En consultation, des tests approfondis permettent de repérer quels réflexes spécifiques sont à travailler dans le cadre de l'objectif émis par la personne.

Si votre enfant ou vous même présentez quelques-uns des troubles listés ci-dessous au point d’en être gêné, on peut alors penser que certains des réflexes ne sont pas intégrés complètement au schéma moteur:

- difficultés à rester attentif
, TDA/TDAH
- incapable de se concentrer sur une voix si des bruits de fond existent

- cherche des excuses pour pouvoir bouger tout le temps

- aime se balancer sur une chaise

- envahit l’espace des autres

- agit impulsivement

- manifeste un comportement irrationnel, agressif.

- est facilement frustré

- a des difficultés à s’orienter

- évite les activités physiques

- ne peut pas faire des exercices simples de coordination bilatérale ou est en retard dans son développement (ex. sauter à la corde, faire le pantin)

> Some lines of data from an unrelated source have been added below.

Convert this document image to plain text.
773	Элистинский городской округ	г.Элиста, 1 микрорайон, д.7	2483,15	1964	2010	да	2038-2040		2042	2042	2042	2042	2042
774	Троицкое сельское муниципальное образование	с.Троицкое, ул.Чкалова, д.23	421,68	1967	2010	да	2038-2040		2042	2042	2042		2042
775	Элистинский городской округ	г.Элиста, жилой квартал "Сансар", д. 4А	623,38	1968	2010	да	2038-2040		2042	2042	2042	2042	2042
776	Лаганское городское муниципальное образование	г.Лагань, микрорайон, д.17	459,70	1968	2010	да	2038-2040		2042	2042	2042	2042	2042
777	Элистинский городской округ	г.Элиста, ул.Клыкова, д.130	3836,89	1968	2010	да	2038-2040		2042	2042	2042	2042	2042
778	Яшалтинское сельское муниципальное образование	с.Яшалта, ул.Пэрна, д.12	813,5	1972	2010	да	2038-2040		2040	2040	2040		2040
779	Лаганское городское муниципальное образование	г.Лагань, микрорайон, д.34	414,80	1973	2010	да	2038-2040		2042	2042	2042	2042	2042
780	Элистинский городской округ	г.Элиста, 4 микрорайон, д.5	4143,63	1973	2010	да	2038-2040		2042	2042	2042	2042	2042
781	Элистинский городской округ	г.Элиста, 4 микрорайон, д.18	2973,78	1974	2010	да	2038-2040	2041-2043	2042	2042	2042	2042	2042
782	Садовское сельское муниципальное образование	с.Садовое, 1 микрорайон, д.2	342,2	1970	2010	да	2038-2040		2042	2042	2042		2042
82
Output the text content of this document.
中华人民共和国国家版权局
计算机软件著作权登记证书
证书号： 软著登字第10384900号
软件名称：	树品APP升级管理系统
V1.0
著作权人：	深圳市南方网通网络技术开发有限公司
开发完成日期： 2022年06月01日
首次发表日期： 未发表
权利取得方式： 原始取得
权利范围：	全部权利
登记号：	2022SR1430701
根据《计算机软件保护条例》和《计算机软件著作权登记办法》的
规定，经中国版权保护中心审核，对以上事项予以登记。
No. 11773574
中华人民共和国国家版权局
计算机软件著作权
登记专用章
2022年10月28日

- trébuche et tombe fréquemment

- frappe les talons lorsqu’il marche
 ou marche sur la pointe des pieds
- mâchouille tout

- touche tout
 
- est dérangé par les étiquettes des habits
- ses semelles sont inégalement usées

- enroule ses jambes autour des pieds de sa chaise
- a un faible sens de l’organisation


- a besoin de lire en suivant les mots avec le doigt

- a une faible compréhension en lecture

- n’aime pas lire

- tient son crayon très serré et avec force

- n’aime pas écrire

- présente un travail avec beaucoup de ratures

- a une écriture très irrégulière 

- manifeste un comportement et une qualité de travail contradictoires

- parait plus intelligent que ne le reflètent ses performances scolaires
- a mis longtemps avant de savoir nouer ses lacets
- a eu beaucoup de difficultés à faire de la bicyclette
- ouvre la bouche pour attraper une balle, découper aux ciseaux, etc
- a du mal à grimper à l'échelle ou à prendre l'escalator en montant ou descendant,
- est hypersensible à la lumière, au toucher, aux sons,
- est hypersensible sur le plan émotionnel,
- déteste les imprévus ou les changements dans les habitudes,
….
 
 

 































Vous trouverez dans le tableau ci-après un descriptif de quelques réflexes primitifs et posturaux et des conséquences possibles de leur non intégration. 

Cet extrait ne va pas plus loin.